Universal Deep Network for Steganalysis of Color Image based on Channel
Representation
- URL: http://arxiv.org/abs/2111.12231v1
- Date: Wed, 24 Nov 2021 02:22:13 GMT
- Title: Universal Deep Network for Steganalysis of Color Image based on Channel
Representation
- Authors: Kangkang Wei, Weiqi Luo, Shunquan Tan, Jiwu Huang
- Abstract summary: We design a universal color image steganalysis network (called UCNet) in spatial and JPEG domains.
The proposed method includes preprocessing, convolutional, and classification modules.
We conduct extensive experiments on ALASKA II to demonstrate that the proposed method can achieve state-of-the-art results.

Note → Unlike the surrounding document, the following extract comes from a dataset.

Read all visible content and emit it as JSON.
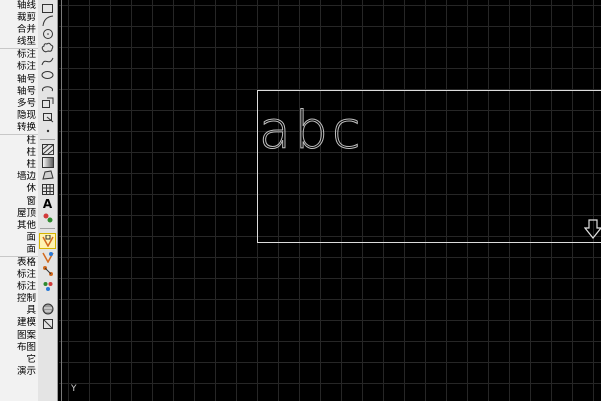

- Score: 41.86330101334733
- License: http://arxiv.org/licenses/nonexclusive-distrib/1.0/
- Abstract: Up to now, most existing steganalytic methods are designed for grayscale
images, and they are not suitable for color images that are widely used in
current social networks. In this paper, we design a universal color image
steganalysis network (called UCNet) in spatial and JPEG domains. The proposed
method includes preprocessing, convolutional, and classification modules. To
preserve the steganographic artifacts in each color channel, in preprocessing
module, we firstly separate the input image into three channels according to
the corresponding embedding spaces (i.e. RGB for spatial steganography and
YCbCr for JPEG steganography), and then extract the image residuals with 62
fixed high-pass filters, finally concatenate all truncated residuals for
subsequent analysis rather than adding them together with normal convolution
like existing CNN-based steganalyzers. To accelerate the network convergence
and effectively reduce the number of parameters, in convolutional module, we
carefully design three types of layers with different shortcut connections and
group convolution structures to further learn high-level steganalytic features.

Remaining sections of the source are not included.